Il avait été, en effet, élevé à la dignité de favori, et il tenait son emploi avec modestie. Nullement grisé par sa fortune inespérée, il accomplissait, ponctuellement, les devoirs de sa charge, qui consistaient à promener la Reine à travers les jardins des diverses résidences habitées par Sa Majesté. Docile aux caprices de sa royale maîtresse, il s'arrêtait, repartait, attendait au gré de la Reine, et il ne marquait jamais d'impatience lorsque les enfants royaux lui tiraient la queue ou venaient pousser des cris stridents dans l'entonnoir de ses longues oreilles. J'éprouvais pour Jacquot une affection émue, sans doute parce que je le savais mon compatriote — il était Français — et aussi à cause de l'histoire pittoresque de sa vie ; il aurait pu, en effet, écrire ses mémoires comme l'âne immortel du livre de Mme de Ségur et raconter comment il advint qu'il passât, un beau jour, de la grange d'une pauvre ferme de la Savoie, dans les écuries de Buckingham Palace.

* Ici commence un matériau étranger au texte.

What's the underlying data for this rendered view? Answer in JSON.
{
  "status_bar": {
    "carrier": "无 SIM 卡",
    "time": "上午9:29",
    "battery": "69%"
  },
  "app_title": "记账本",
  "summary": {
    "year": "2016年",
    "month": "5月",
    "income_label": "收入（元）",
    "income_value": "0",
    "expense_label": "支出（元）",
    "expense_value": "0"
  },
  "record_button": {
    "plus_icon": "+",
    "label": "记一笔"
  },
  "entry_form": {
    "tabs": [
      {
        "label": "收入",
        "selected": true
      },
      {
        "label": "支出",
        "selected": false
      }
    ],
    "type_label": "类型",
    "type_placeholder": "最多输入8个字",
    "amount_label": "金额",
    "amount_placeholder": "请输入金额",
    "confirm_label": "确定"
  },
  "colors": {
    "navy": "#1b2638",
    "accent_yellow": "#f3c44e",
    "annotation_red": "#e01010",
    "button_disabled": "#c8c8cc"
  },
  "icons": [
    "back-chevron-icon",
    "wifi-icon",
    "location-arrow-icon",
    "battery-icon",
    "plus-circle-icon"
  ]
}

C'était lors du séjour de la Reine à Aix-les-Bains en 1892. A cette époque elle marchait, déjà, avec beaucoup de difficulté et se plaignait de ne pas avoir un moyen de locomotion apte à être utilisé aisément et sans grands préparatifs. Or, comme elle se promenait, un après-midi, en voiture sur les bords du lac du Bourget, elle rencontra un paysan qui, lentement, cheminait dans une petite charrette traînée par un âne assez jeune encore, mais si maigre, si maigre, si mal pei­gné, qu'il ne payait guère de mine. La Reine fit arrêter sa voiture et manda le bonhomme.

        Voulez-vous consentir à me vendre votre âne ? lui demanda-t-elle.

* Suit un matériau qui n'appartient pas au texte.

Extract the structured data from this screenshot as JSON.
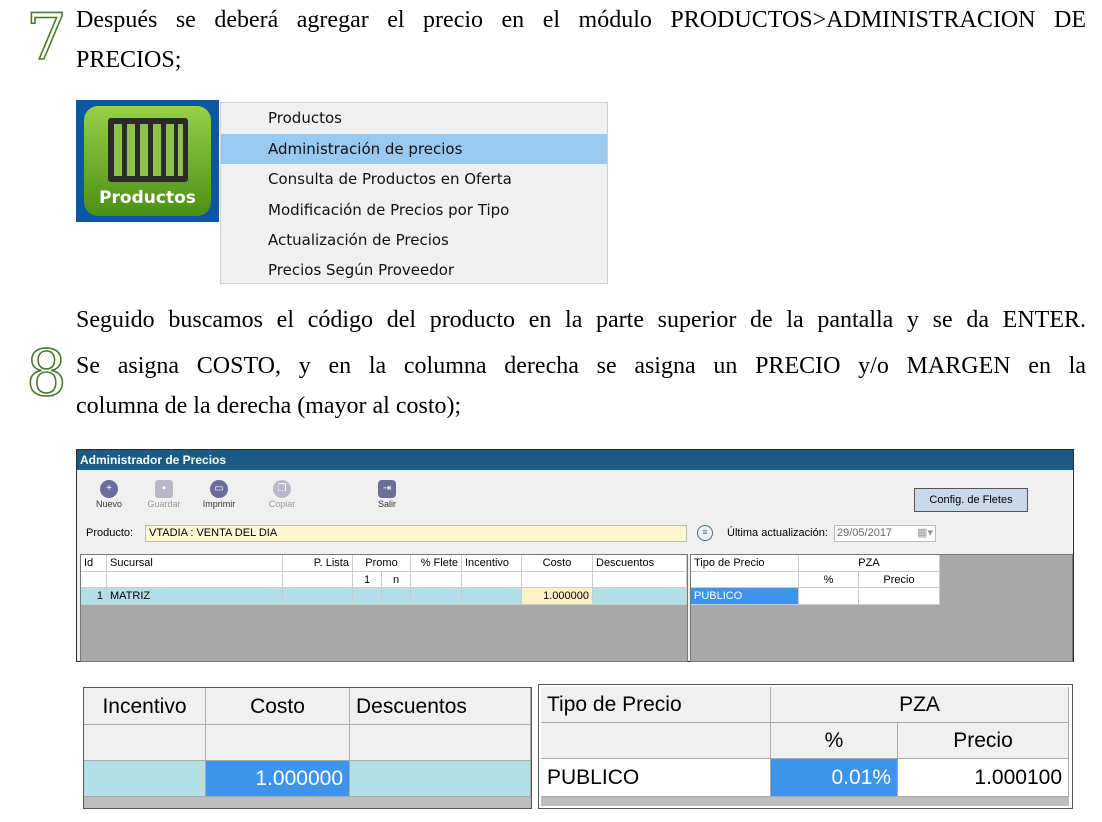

Sans savoir à qui il avait affaire, avec la méfiance habituelle instinctive des gens de la campagne pour ceux de la ville, le paysan répondit :

        C'est selon.

— Combien l'avez-vous payé ? reprit la souveraine.

        Cent francs... et il n'était pas cher à ce prix !

        Je vous en offre deux cents... Voulez-vous ?

Le paysan simulait une hésitation. Je lui dis, à mon tour :

        Avec cette somme, vous aurez de quoi en acheter deux.

Il se décida enfin. Le marché fut conclu et l'âne, devenu une propriété de la Reine, fut lavé, étrié, peigné, bichonné. Il fut, surtout, mieux nourri. Peu de temps après, il fut chargé de promener la Souveraine à travers les petits chemins et les allées étroites où ne pouvait s'engager sa voiture. Baptisé du nom de Jacquot, il eut, dès lors, une vie facile, douce, agréable, car la Reine adorait les animaux et insistait pour que les meilleurs soins fussent donnés à tous les chevaux de ses écuries.

Quand la Reine fut sur le point de revenir en Savoie, en 1893, il fut décidé que Jacquot serait du voyage. Le jour de son arrivée à Aix, le vieux malin prouva qu'il avait bonne mémoire. Il s'échappa de son fourgon, huma, avec délice, l'air du pays natal, s'orienta, puis avant qu'on ait pu le retenir, il détala. D'une traite, il se rendit à l'écurie où il avait été soigné l'année précédente.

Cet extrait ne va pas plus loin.